Activation heat capacity is emerging as a crucial factor in enzyme thermoadaptation, as shown by the non-Arrhenius behaviour of many natural enzymes. However, its physical origin and relationship to the evolution of catalytic activity remain uncertain. Here we show that directed evolution of a computationally designed Kemp eliminase reshapes protein dynamics, which gives rise to an activation heat capacity absent in the original design.
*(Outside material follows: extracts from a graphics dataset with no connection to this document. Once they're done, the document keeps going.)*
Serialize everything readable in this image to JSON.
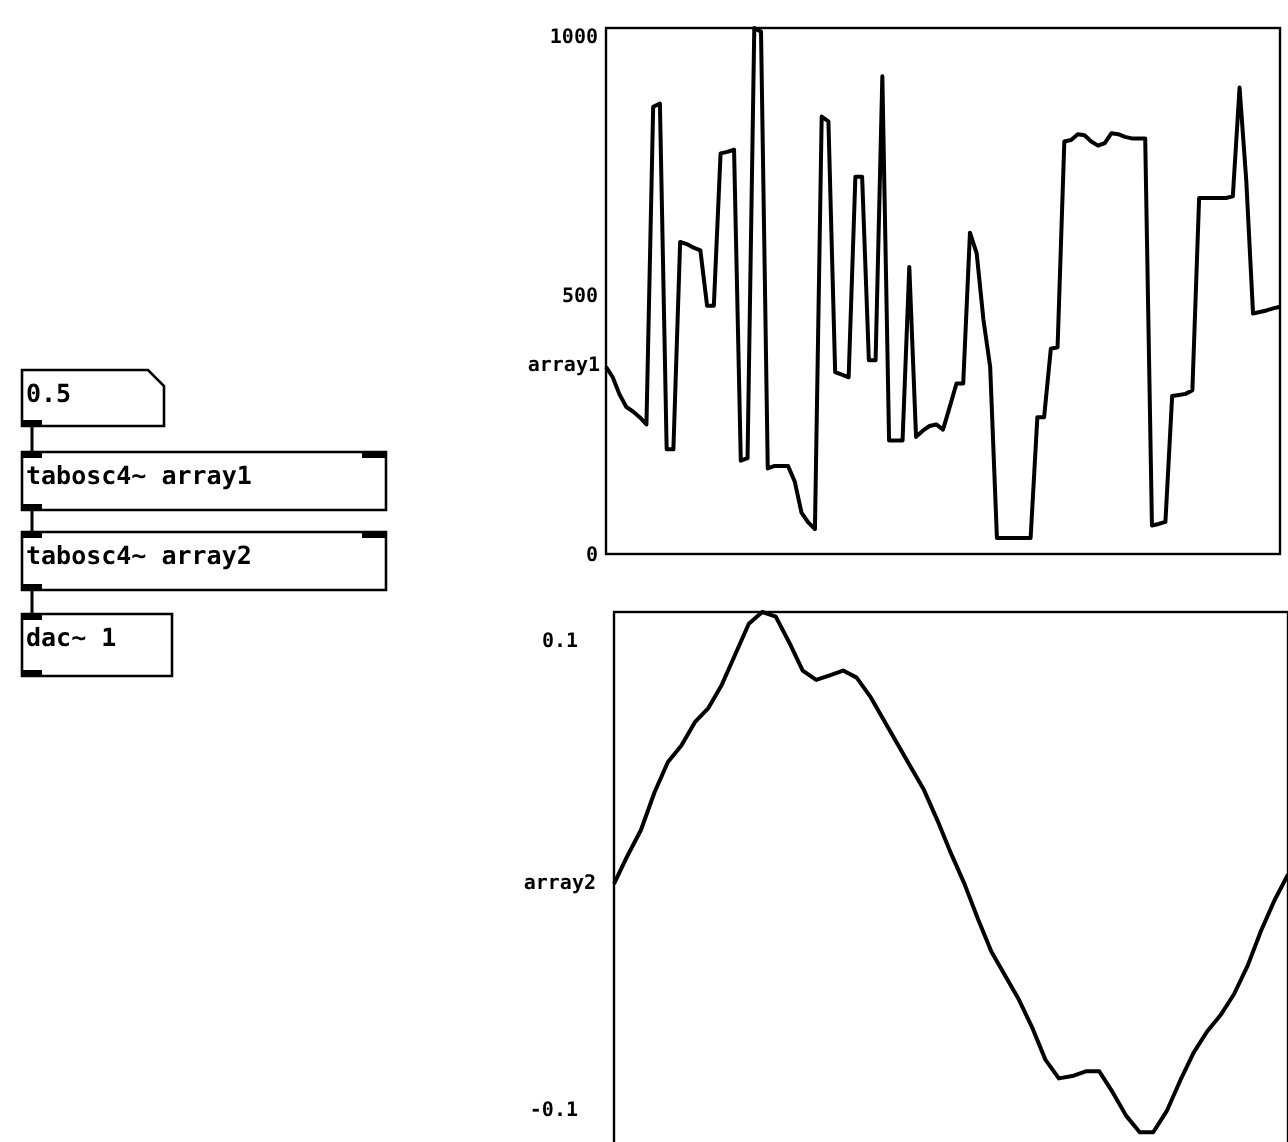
{
  "chart_data": [
    {
      "type": "line",
      "ylabel": "array1",
      "color": "#000000",
      "ylim": [
        0,
        1015
      ],
      "yticks": [
        0,
        500,
        1000
      ],
      "categories": [
        null,
        null,
        null,
        null,
        null,
        null,
        null,
        null,
        null,
        null,
        null,
        null,
        null,
        null,
        null,
        null,
        null,
        null,
        null,
        null,
        null,
        null,
        null,
        null,
        null,
        null,
        null,
        null,
        null,
        null,
        null,
        null,
        null,
        null,
        null,
        null,
        null,
        null,
        null,
        null,
        null,
        null,
        null,
        null,
        null,
        null,
        null,
        null,
        null,
        null,
        null,
        null,
        null,
        null,
        null,
        null,
        null,
        null,
        null,
        null,
        null,
        null,
        null,
        null,
        null,
        null,
        null,
        null,
        null,
        null,
        null,
        null,
        null,
        null,
        null,
        null,
        null,
        null,
        null,
        null,
        null,
        null,
        null,
        null,
        null,
        null,
        null,
        null,
        null,
        null,
        null,
        null,
        null,
        null,
        null,
        null,
        null,
        null,
        null,
        null,
        null
      ],
      "values": [
        361,
        341,
        308,
        284,
        275,
        264,
        250,
        863,
        869,
        202,
        202,
        602,
        598,
        591,
        586,
        479,
        479,
        773,
        776,
        780,
        180,
        185,
        1015,
        1008,
        165,
        170,
        170,
        170,
        140,
        80,
        61,
        48,
        844,
        835,
        351,
        346,
        341,
        728,
        728,
        374,
        374,
        922,
        219,
        219,
        219,
        554,
        226,
        238,
        247,
        250,
        240,
        284,
        329,
        329,
        620,
        580,
        452,
        361,
        31,
        31,
        31,
        31,
        31,
        31,
        264,
        264,
        396,
        399,
        796,
        799,
        810,
        808,
        796,
        788,
        793,
        812,
        810,
        805,
        802,
        802,
        802,
        55,
        58,
        62,
        305,
        307,
        309,
        316,
        687,
        687,
        687,
        687,
        687,
        690,
        900,
        720,
        464,
        467,
        470,
        474,
        477
      ]
    },
    {
      "type": "line",
      "ylabel": "array2",
      "color": "#000000",
      "ylim": [
        -0.115,
        0.112
      ],
      "yticks": [
        -0.1,
        0.1
      ],
      "categories": [
        null,
        null,
        null,
        null,
        null,
        null,
        null,
        null,
        null,
        null,
        null,
        null,
        null,
        null,
        null,
        null,
        null,
        null,
        null,
        null,
        null,
        null,
        null,
        null,
        null,
        null,
        null,
        null,
        null,
        null,
        null,
        null,
        null,
        null,
        null,
        null,
        null,
        null,
        null,
        null,
        null,
        null,
        null,
        null,
        null,
        null,
        null,
        null,
        null,
        null,
        null
      ],
      "values": [
        -0.004,
        0.008,
        0.019,
        0.035,
        0.048,
        0.055,
        0.065,
        0.071,
        0.081,
        0.094,
        0.107,
        0.112,
        0.11,
        0.099,
        0.087,
        0.083,
        0.085,
        0.087,
        0.084,
        0.076,
        0.066,
        0.056,
        0.046,
        0.036,
        0.023,
        0.009,
        -0.004,
        -0.019,
        -0.033,
        -0.043,
        -0.053,
        -0.065,
        -0.079,
        -0.087,
        -0.086,
        -0.084,
        -0.084,
        -0.093,
        -0.103,
        -0.11,
        -0.11,
        -0.101,
        -0.088,
        -0.076,
        -0.067,
        -0.06,
        -0.051,
        -0.039,
        -0.024,
        -0.011,
        0.0
      ]
    },
    {
      "type": "other",
      "annotations": [
        "0.5",
        "tabosc4~ array1",
        "tabosc4~ array2",
        "dac~ 1"
      ]
    }
  ]
}
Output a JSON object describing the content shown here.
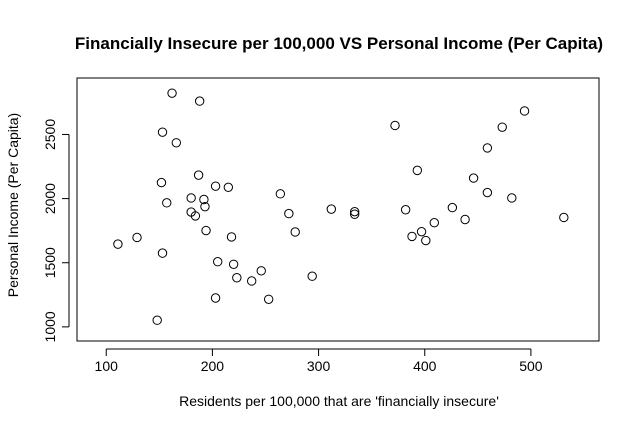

These changes buttress transition-state stabilization. Extensive molecular dynamics simulations show that evolution results in the closure of solvent-exposed loops and a better packing of the active site. Remarkably, this gives rise to a correlated dynamical network that involves the transition state and large parts of the protein. This network tightens the transition-state ensemble, which induces a negative activation heat capacity and non-linearity in the activity–temperature dependence. Our results have implications for understanding enzyme evolution and suggest that selectively targeting the conformational dynamics of the transition-state ensemble by design and evolution will expedite the creation of novel enzymes.

正如许多天然酶的非 Arrhenius 行为所示，活化热容量正在成为酶热适应中的一个关键因素。然而，它的物理起源和与催化活性演变的关系仍然不确定。在这里，我们展示了计算设计的 Kemp 消除酶的定向进化重塑了蛋白质动力学，从而产生了原始设计中不存在的活化热容量。这些变化支持过渡态稳定。广泛的分子动力学模拟表明，进化导致溶剂暴露环的闭合和活性位点的更好堆积。值得注意的是，这产生了一个涉及过渡态和大部分蛋白质的相关动态网络。这个网络收紧了过渡态集成，这会导致负活化热容量和活性 - 温度依赖性的非线性。我们的结果对理解酶的进化具有重要意义，并表明通过设计和进化选择性地针对过渡态整体的构象动力学将加速新型酶的产生。